By Sanja Kader
Note: This submission is the Second Place Winner of the YIA National Writing Competition 2017.
James Waters, age 16, and I have a dream. In-between the passing time, these temporary days, when my mind wanders, it wanders to a stark white heaven. A heaven so cold, my breath comes out visible. Snow covers every corner of the seen and unseen horizon. And amidst that, I imagine striking red. I see blood red flowers scattered here and there. It’s a beauty that satisfies you.
My father used to write us about that scenery every winter. ”James and Julia, snow is here and the red flowers have fallen again,” he used to write. That was the story he told us again before he took his last breath, in that hot, summer night, in the living room.
That’s my dream. To be able to travel to a foreign heaven after all the madness is over.
The bell rings and its free period now. I go to the common room and sit on the same table as my group of friends. The guys are normally very noisy, today the atmosphere appears heavy. When I hear the nearby radio blaring with last night’s news, I understand why.
I open my mathematics book and begin to review the last chapter’s formulas. The president of The United States, Donald Trump, said he decided to recognize Jerusalem as Israel’s capital. A change. Another change.
I open the textbook and stare at the black letters. Why was I born in Gaza? Why not elsewhere?
“How can you study now?” Mathew questions, irritation thick in his voice.
“What good will talking about it do. Education is the key to change the world”, I smirk. I believe it with all my heart.
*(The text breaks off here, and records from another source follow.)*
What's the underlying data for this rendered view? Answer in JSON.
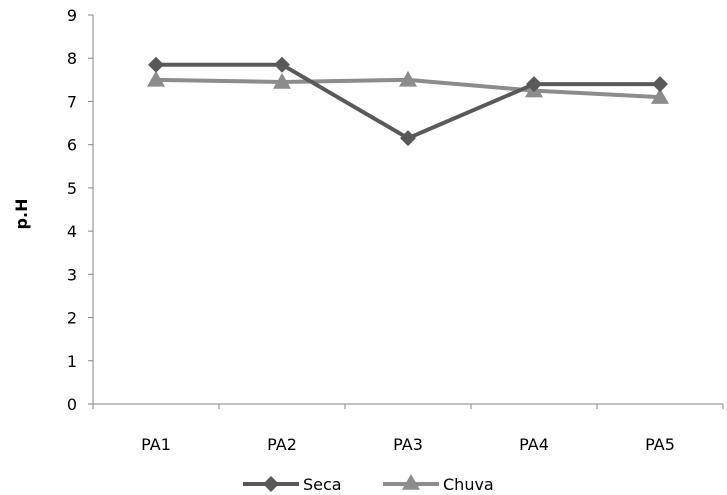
{
  "chart_data": {
    "type": "line",
    "title": "",
    "xlabel": "",
    "ylabel": "p.H",
    "categories": [
      "PA1",
      "PA2",
      "PA3",
      "PA4",
      "PA5"
    ],
    "ylim": [
      0,
      9
    ],
    "yticks": [
      0,
      1,
      2,
      3,
      4,
      5,
      6,
      7,
      8,
      9
    ],
    "grid": false,
    "legend_position": "bottom",
    "series": [
      {
        "name": "Seca",
        "values": [
          7.85,
          7.85,
          6.15,
          7.4,
          7.4
        ],
        "color": "#595959",
        "marker": "diamond"
      },
      {
        "name": "Chuva",
        "values": [
          7.5,
          7.45,
          7.5,
          7.25,
          7.1
        ],
        "color": "#8c8c8c",
        "marker": "triangle"
      }
    ]
  }
}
My father died of a disease I couldn’t even pronounce back when I was 8, Julia 5. His skin resembled that of old leather and his lips seemed perpetually blue. We used the last of our savings to bring him back to Gaza, if he was going to die, at least it could happen with his family by his side. If he had a proper education, he could’ve had a proper job, we would’ve had proper money, he wouldn’t have had to leave us behind to a foreign land, he wouldn’t have died.
U.S.A is a powerful country, the president’s words must be of great gravity. I don’t care who wins this war, I just want it to end. I hope all these changes are for the better. A better and safer future where I don’t have to fear Julia dying in her sleep.
“This is gonna be bad”, Sam mutters, after the news ends.
I hope its not as bad as it looks to be. Please no.
I feel my mind drifting to a state of devastation. Something similar to the time mom died, 5 years after my father. I could almost here Julia’s desperate, shrill screams. I go out of the room for air. The corridor is built like a balcony, so that one side is open and faces the field and the other is lined with classrooms.
I look to the far corner of the left wing opposite of the one I’m standing on. A whistling noise bores into my ears, and I search up. towards the sky. An aeroplane? Too narrow for that. More like a…missile. An electric jolt shakes my body. It was moving in high speed towards-
My eyes widen in realization as I watch the bomb explode onto the part of the building i was looking at. And like a fragile domino setting, not some cemented body, the structure began to fall apart. And soon, way too soon, even before my ears could hear the cacophony of screams, the ground beneath me disappears and I feel gravity pulling me in.
When I finally learnt how to use the internet from the school computers I researched on Canada. Father was wrong. The tiny flowers he saw weren’t actually flowers, the way he described it, it seemed to be Red choker berries.Father hadn’t got the chance to study in school, so he couldn’t have known, and he barely spoke English. But the reality he made me dream of was so beautiful that I wanted it for me. I have the power to create my own destiny.
The excruciating pain lasted a few moments only, after that I couldn’t feel my legs or my hands or anything. Was this a blessing from God? Though I am hoping, or deluding myself that this isn’t as bad as it seems- that I would die here, that Julia would never know of the teddy I hid behind her pillows for her birthday. Tears well up in my eyes- how long can I lie to myself?
And before darkness engulfs my vision, I see pure white. White boulders, white dust, white smoke everywhere. White sand peppered with several drops of red blood. How can a scene so close to my dream be so far away from it? So deadly? So scalding hot? Thankfully and finally, darkness consumes me whole, saving me from the nightmare.